Desmond Supple of Barclays Capital in Singapore is
particularly uneasy about Thailand. He said year-on-year Thai M2
money growth of just 1.5 percent in January is evidence private
consumption and investment are not about to take over from
exports as engines of growth.
"We're at the high water mark of export growth and yet
domestic demand hasn't followed through. You've still got up to
two years' worth of surplus capacity in urban centers in
Thailand. This is going to weigh heavily on private investment,
which was one of the key dynamics to growth pre-crisis," he said.
Superficially at least, emerging Asian economies have
something in common with Japan in being unable to recycle huge
savings surpluses into domestic investment because of excess
capacity and weak banking systems.
In the case of Japan, a Hong Kong-based economist argued, this
is in part because asset prices have not been allowed to fall to
levels at which fresh investment becomes profitable -- a recipe
for deflation as buyers wait for the right time to strike.

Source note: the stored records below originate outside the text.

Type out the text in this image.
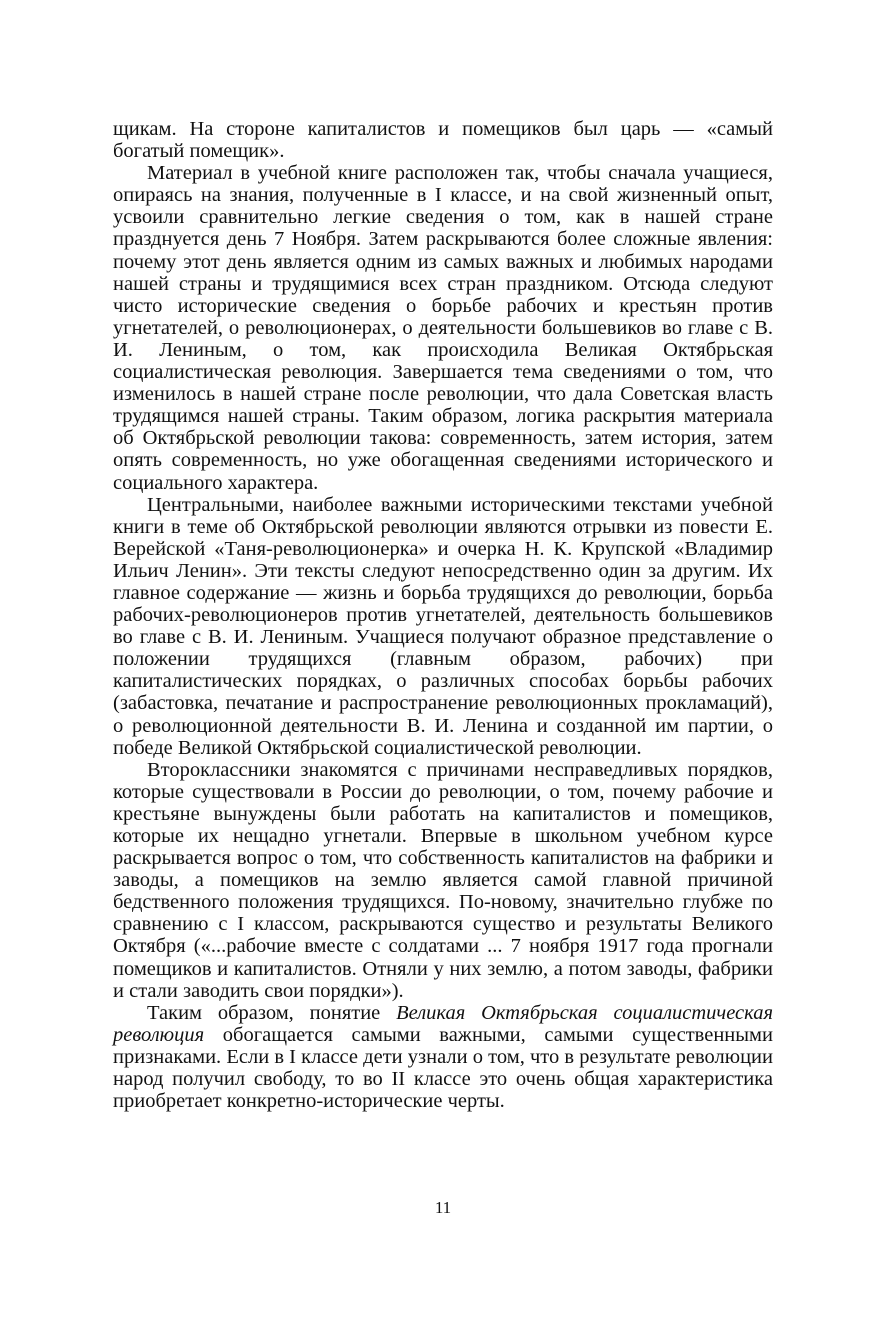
щикам. На стороне капиталистов и помещиков был царь — «самый богатый помещик».

Материал в учебной книге расположен так, чтобы сначала учащиеся, опираясь на знания, полученные в I классе, и на свой жизненный опыт, усвоили сравнительно легкие сведения о том, как в нашей стране празднуется день 7 Ноября. Затем раскрываются более сложные явления: почему этот день является одним из самых важных и любимых народами нашей страны и трудящимися всех стран праздником. Отсюда следуют чисто исторические сведения о борьбе рабочих и крестьян против угнетателей, о революционерах, о деятельности большевиков во главе с В. И. Лениным, о том, как происходила Великая Октябрьская социалистическая революция. Завершается тема сведениями о том, что изменилось в нашей стране после революции, что дала Советская власть трудящимся нашей страны. Таким образом, логика раскрытия материала об Октябрьской революции такова: современность, затем история, затем опять современность, но уже обогащенная сведениями исторического и социального характера.

Центральными, наиболее важными историческими текстами учебной книги в теме об Октябрьской революции являются отрывки из повести Е. Верейской «Таня-революционерка» и очерка Н. К. Крупской «Владимир Ильич Ленин». Эти тексты следуют непосредственно один за другим. Их главное содержание — жизнь и борьба трудящихся до революции, борьба рабочих-революционеров против угнетателей, деятельность большевиков во главе с В. И. Лениным. Учащиеся получают образное представление о положении трудящихся (главным образом, рабочих) при капиталистических порядках, о различных способах борьбы рабочих (забастовка, печатание и распространение революционных прокламаций), о революционной деятельности В. И. Ленина и созданной им партии, о победе Великой Октябрьской социалистической революции.

Второклассники знакомятся с причинами несправедливых порядков, которые существовали в России до революции, о том, почему рабочие и крестьяне вынуждены были работать на капиталистов и помещиков, которые их нещадно угнетали. Впервые в школьном учебном курсе раскрывается вопрос о том, что собственность капиталистов на фабрики и заводы, а помещиков на землю является самой главной причиной бедственного положения трудящихся. По-новому, значительно глубже по сравнению с I классом, раскрываются существо и результаты Великого Октября («...рабочие вместе с солдатами ... 7 ноября 1917 года прогнали помещиков и капиталистов. Отняли у них землю, а потом заводы, фабрики и стали заводить свои порядки»).

Таким образом, понятие Великая Октябрьская социалистическая революция обогащается самыми важными, самыми существенными признаками. Если в I классе дети узнали о том, что в результате революции народ получил свободу, то во II классе это очень общая характеристика приобретает конкретно-исторические черты.

11
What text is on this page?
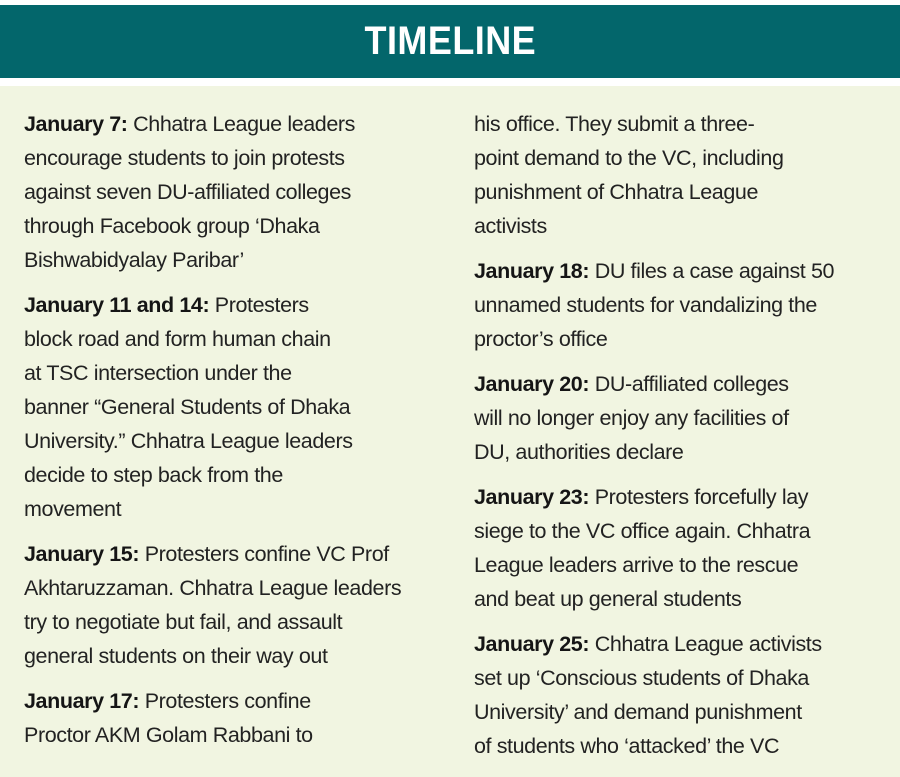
TIMELINE
January 7: Chhatra League leaders
encourage students to join protests
against seven DU-affiliated colleges
through Facebook group ‘Dhaka
Bishwabidyalay Paribar’
January 11 and 14: Protesters
block road and form human chain
at TSC intersection under the
banner “General Students of Dhaka
University.” Chhatra League leaders
decide to step back from the
movement
January 15: Protesters confine VC Prof
Akhtaruzzaman. Chhatra League leaders
try to negotiate but fail, and assault
general students on their way out
January 17: Protesters confine
Proctor AKM Golam Rabbani to
his office. They submit a three-
point demand to the VC, including
punishment of Chhatra League
activists
January 18: DU files a case against 50
unnamed students for vandalizing the
proctor’s office
January 20: DU-affiliated colleges
will no longer enjoy any facilities of
DU, authorities declare
January 23: Protesters forcefully lay
siege to the VC office again. Chhatra
League leaders arrive to the rescue
and beat up general students
January 25: Chhatra League activists
set up ‘Conscious students of Dhaka
University’ and demand punishment
of students who ‘attacked’ the VC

But economists say the differences are more important: Japan's
plight was deeper than the rest of Asia, which is also recovering
more quickly than its powerful neighbor because governments have
largely avoided Tokyo's policy errors.
J.P. Morgan says Korea's V-shaped recovery is proof positive
Asia need not fall into the Japanese trap.
True, investment last year in Korea rose only 3 percent in
real terms after a 20 percent drop in 1998, barely contributing
to GDP growth of 10.2 percent. Moreover, J.P. Morgan does not
expect fixed investment in Korea to regain pre-crisis levels
until 2002.
But this is only to be expected after a deep crisis that
depressed capacity use rates and brought home the need for
drastic restructuring, said David Fernandez, an economist with
J.P. Morgan in Singapore.
Nor is subdued bank credit a worry. When Korea recovered from
its last recession in 1993, bank lending did not kick in until
some three years later. Early investments were often funded out
of cash flows. Fernandez expects other crisis-hit countries
eventually to follow Korea's recovery pattern.
"Domestic demand is what we're counting on in stage two of the
emerging Asia recovery story. However, I wouldn't say that
anything in the pattern that we see now of investment being weak
and lagging is anything to be concerned about," he said.
On the contrary, he said the fact that investment is too low
to absorb domestic savings is generating sizable current account
surpluses that will stand Asia in good stead in the likely event
of rising interest rates in the United States and Europe.
"Having current account surpluses still at this stage of the
recovery -- not being dependent on massive capital inflows to
help them boost the recovery -- makes emerging Asia less
vulnerable to external shocks," Fernandez argued.